Despite the recent extended shutdown of ORNL's calutrons, inventories of enriched stable isotopes from previous operations enabled the Laboratory's Isotope Enrichment Facility to distribute isotope products at a normal pace. However, new contracts to supply these isotopes to a variety of customers, coupled with the growing use of radioisotopes derived from them and concern over foreign supplies, made it necessary to restart the calutrons and replenish inventories.

"We feel like the calutrons are a national resource and it's good to see them going again," said Isotope Program Manager Emory Collins, of ORNL's Chemical Technology Division. In fact, ORNL's calutrons are among the few in the world that are operational, and are the only ones in the Western World producing stable isotopes. Because of their value to research, DOE adopted a National Isotope Strategy in 1994 that promotes production of nonprofitable amounts of these rare isotopes. At the same time, Collins said, producing larger volumes of isotopes should bring down prices.

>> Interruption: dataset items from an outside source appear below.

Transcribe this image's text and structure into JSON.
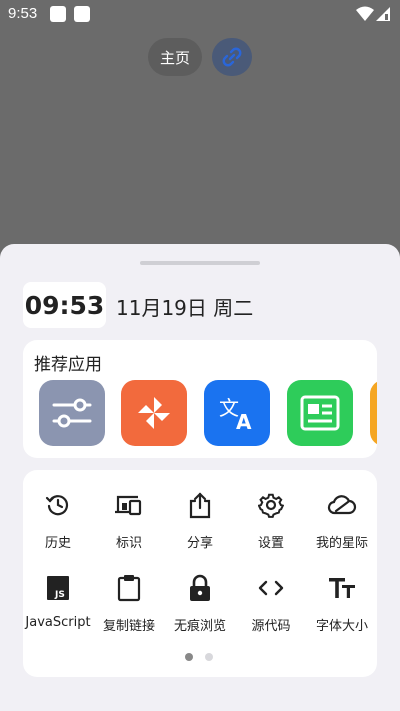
{
  "status_bar": {
    "time": "9:53"
  },
  "top": {
    "home_label": "主页",
    "link_icon": "link-icon"
  },
  "sheet": {
    "clock": "09:53",
    "date": "11月19日 周二",
    "recommended": {
      "title": "推荐应用",
      "apps": [
        {
          "name": "settings-sliders-app-icon",
          "color": "#8b95b0"
        },
        {
          "name": "pinwheel-app-icon",
          "color": "#f26a3d"
        },
        {
          "name": "translate-app-icon",
          "color": "#1a73f0"
        },
        {
          "name": "news-app-icon",
          "color": "#2ecc5a"
        },
        {
          "name": "partial-app-icon",
          "color": "#f5a623"
        }
      ]
    },
    "actions": [
      {
        "label": "历史",
        "icon": "history-icon"
      },
      {
        "label": "标识",
        "icon": "devices-icon"
      },
      {
        "label": "分享",
        "icon": "share-icon"
      },
      {
        "label": "设置",
        "icon": "gear-icon"
      },
      {
        "label": "我的星际",
        "icon": "cloud-icon"
      },
      {
        "label": "JavaScript",
        "icon": "js-icon"
      },
      {
        "label": "复制链接",
        "icon": "clipboard-icon"
      },
      {
        "label": "无痕浏览",
        "icon": "lock-icon"
      },
      {
        "label": "源代码",
        "icon": "code-icon"
      },
      {
        "label": "字体大小",
        "icon": "font-size-icon"
      }
    ],
    "pagination": {
      "pages": 2,
      "current": 1
    }
  }
}
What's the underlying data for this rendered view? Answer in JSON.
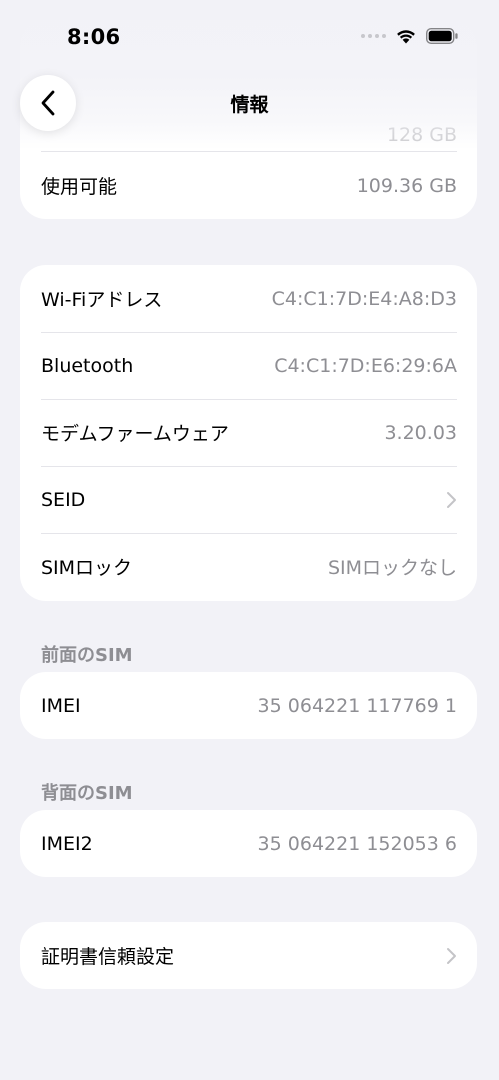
{
  "status_bar": {
    "time": "8:06"
  },
  "nav": {
    "title": "情報"
  },
  "storage": {
    "capacity_value": "128 GB",
    "available_label": "使用可能",
    "available_value": "109.36 GB"
  },
  "network": [
    {
      "label": "Wi-Fiアドレス",
      "value": "C4:C1:7D:E4:A8:D3"
    },
    {
      "label": "Bluetooth",
      "value": "C4:C1:7D:E6:29:6A"
    },
    {
      "label": "モデムファームウェア",
      "value": "3.20.03"
    },
    {
      "label": "SEID",
      "value": ""
    },
    {
      "label": "SIMロック",
      "value": "SIMロックなし"
    }
  ],
  "front_sim": {
    "header": "前面のSIM",
    "label": "IMEI",
    "value": "35 064221 117769 1"
  },
  "back_sim": {
    "header": "背面のSIM",
    "label": "IMEI2",
    "value": "35 064221 152053 6"
  },
  "certificate": {
    "label": "証明書信頼設定"
  }
}
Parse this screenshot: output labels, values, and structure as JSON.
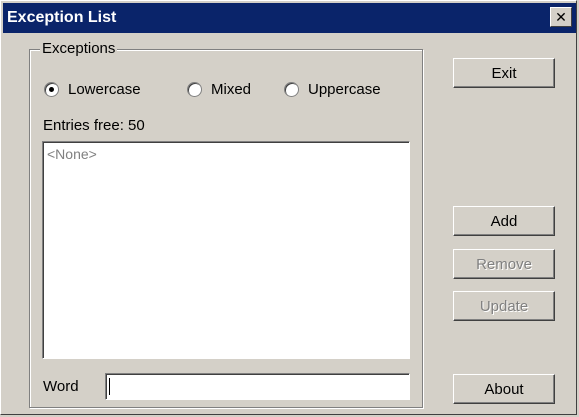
{
  "window": {
    "title": "Exception List",
    "close_glyph": "✕"
  },
  "exceptions": {
    "group_label": "Exceptions",
    "radios": [
      {
        "label": "Lowercase",
        "checked": true
      },
      {
        "label": "Mixed",
        "checked": false
      },
      {
        "label": "Uppercase",
        "checked": false
      }
    ],
    "entries_free": "Entries free: 50",
    "list_placeholder": "<None>",
    "word_label": "Word",
    "word_value": ""
  },
  "buttons": {
    "exit": "Exit",
    "add": "Add",
    "remove": "Remove",
    "update": "Update",
    "about": "About"
  }
}
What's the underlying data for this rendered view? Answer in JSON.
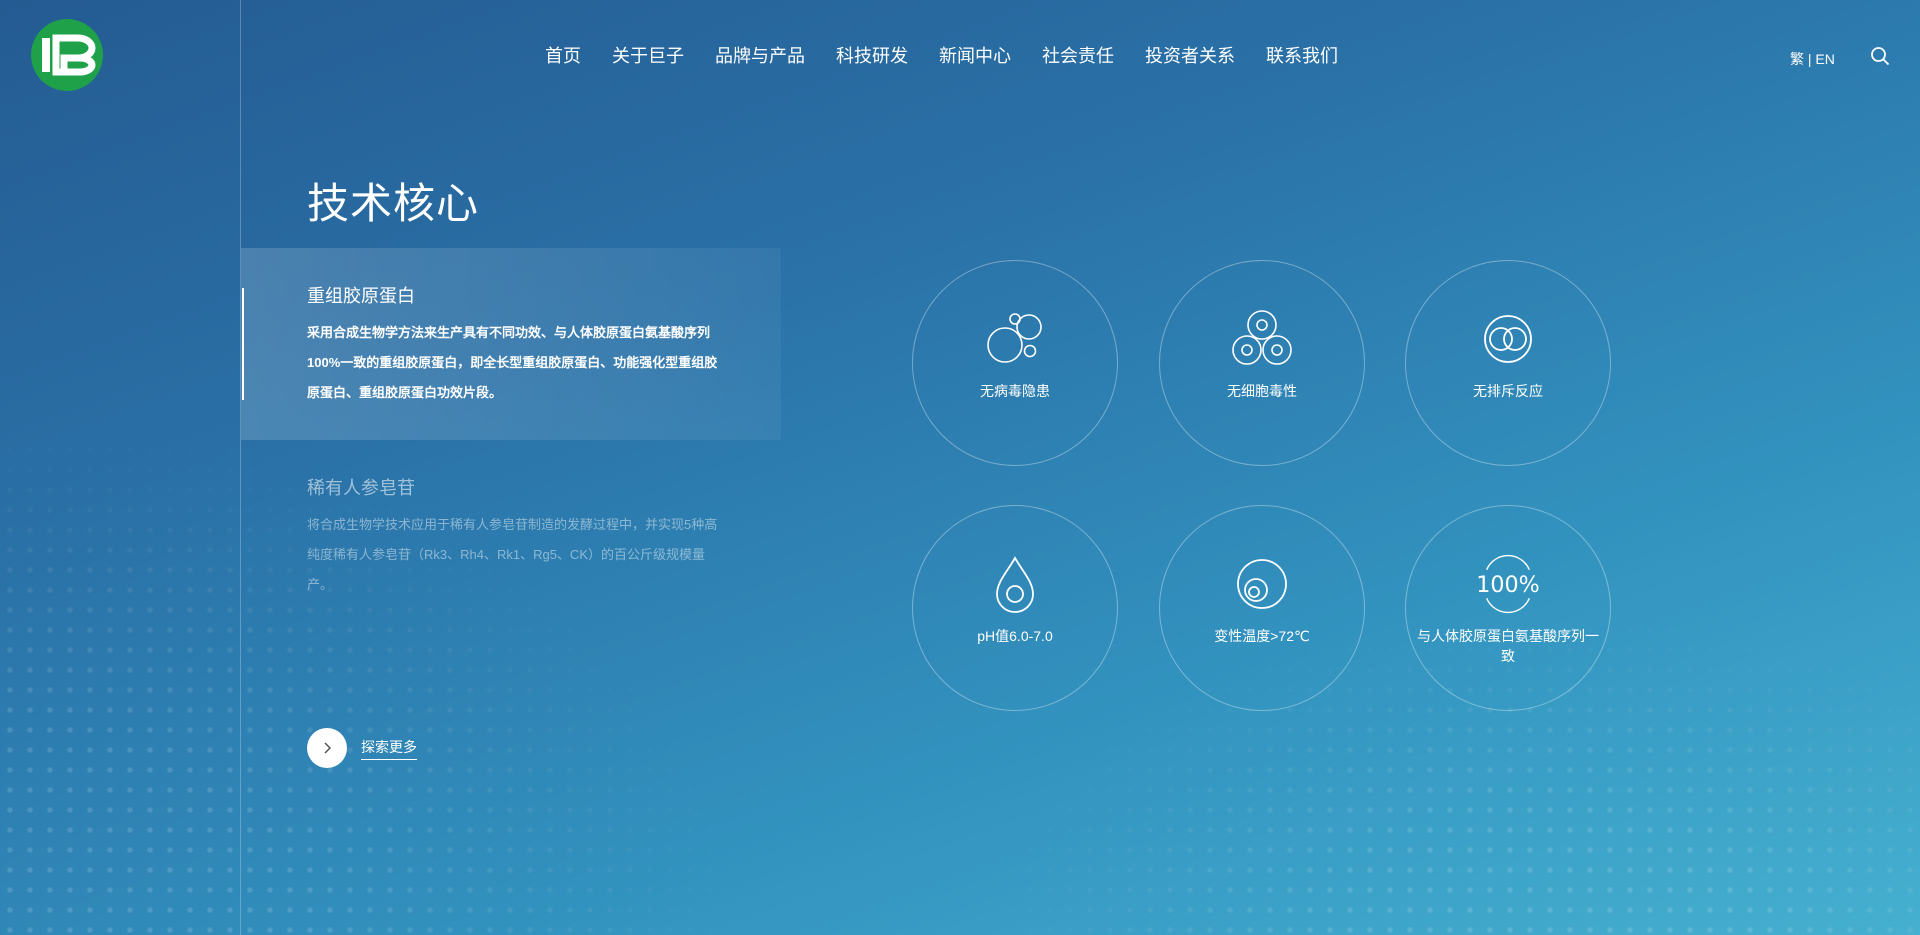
{
  "nav": {
    "items": [
      "首页",
      "关于巨子",
      "品牌与产品",
      "科技研发",
      "新闻中心",
      "社会责任",
      "投资者关系",
      "联系我们"
    ]
  },
  "lang": {
    "traditional": "繁",
    "separator": "|",
    "english": "EN"
  },
  "page": {
    "title": "技术核心"
  },
  "tech_items": [
    {
      "title": "重组胶原蛋白",
      "desc": "采用合成生物学方法来生产具有不同功效、与人体胶原蛋白氨基酸序列100%一致的重组胶原蛋白，即全长型重组胶原蛋白、功能强化型重组胶原蛋白、重组胶原蛋白功效片段。"
    },
    {
      "title": "稀有人参皂苷",
      "desc": "将合成生物学技术应用于稀有人参皂苷制造的发酵过程中，并实现5种高纯度稀有人参皂苷（Rk3、Rh4、Rk1、Rg5、CK）的百公斤级规模量产。"
    }
  ],
  "more": {
    "label": "探索更多"
  },
  "features": [
    {
      "label": "无病毒隐患",
      "icon": "bubbles-icon"
    },
    {
      "label": "无细胞毒性",
      "icon": "cells-icon"
    },
    {
      "label": "无排斥反应",
      "icon": "rings-icon"
    },
    {
      "label": "pH值6.0-7.0",
      "icon": "droplet-icon"
    },
    {
      "label": "变性温度>72℃",
      "icon": "temperature-icon"
    },
    {
      "label": "与人体胶原蛋白氨基酸序列一致",
      "icon": "percent-icon",
      "badge": "100%"
    }
  ],
  "colors": {
    "logo_green": "#1fa14a",
    "bg_top": "#245b92",
    "bg_bottom": "#46b0d0"
  }
}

Collins said that the calutrons will produce enriched precursors to important medical radioisotopes including thallium-203, precursor to thallium-201, which is widely used for heart scans; zinc-68, the precursor to gallium-67, used for tumor imaging; and strontium-88, the source of a product, called "Metastron," that has proven effective as a therapeutic treatment for patients with cancer-induced bone pain. The active agent in Metastron, developed at ORNL and recently licensed by Amersham Corporation, is the radioisotope strontium-89 chloride, which is derived from strontium-88.

ORNL's calutrons are located at the Oak Ridge Y-12 Plant, where more than 1100 of the machines, initially designed by Nobel Laureate E. O. Lawrence, produced uranium-235 in the 1940s for the atom bomb project. The leap in technology required to design, construct, and operate the massive Oak Ridge calutron facility was comparable with that required to put a man on the moon, and it was accomplished in a fraction of the time. However, because more efficient uranium production methods were later developed, the numbers of calutrons dwindled to the 20 that now operate at Oak Ridge.

Calutrons are slow and expensive to run. Despite their drawbacks, calutrons can simultaneously produce a variety of high-quality enriched stable isotopes - 225 isotopes from 55 chemical elements - that are well-suited for irradiation to produce radioisotopes. Products of these enriched stable isotope are used for purposes ranging from medicine to materials research to quality inspection.

ORNL, one of DOE's multiprogram research laboratories, is managed by Martin Marietta Energy Systems, a Lockheed Martin company, which also manages the Oak Ridge Y-12 Plant and the Oak Ridge K-25 Site.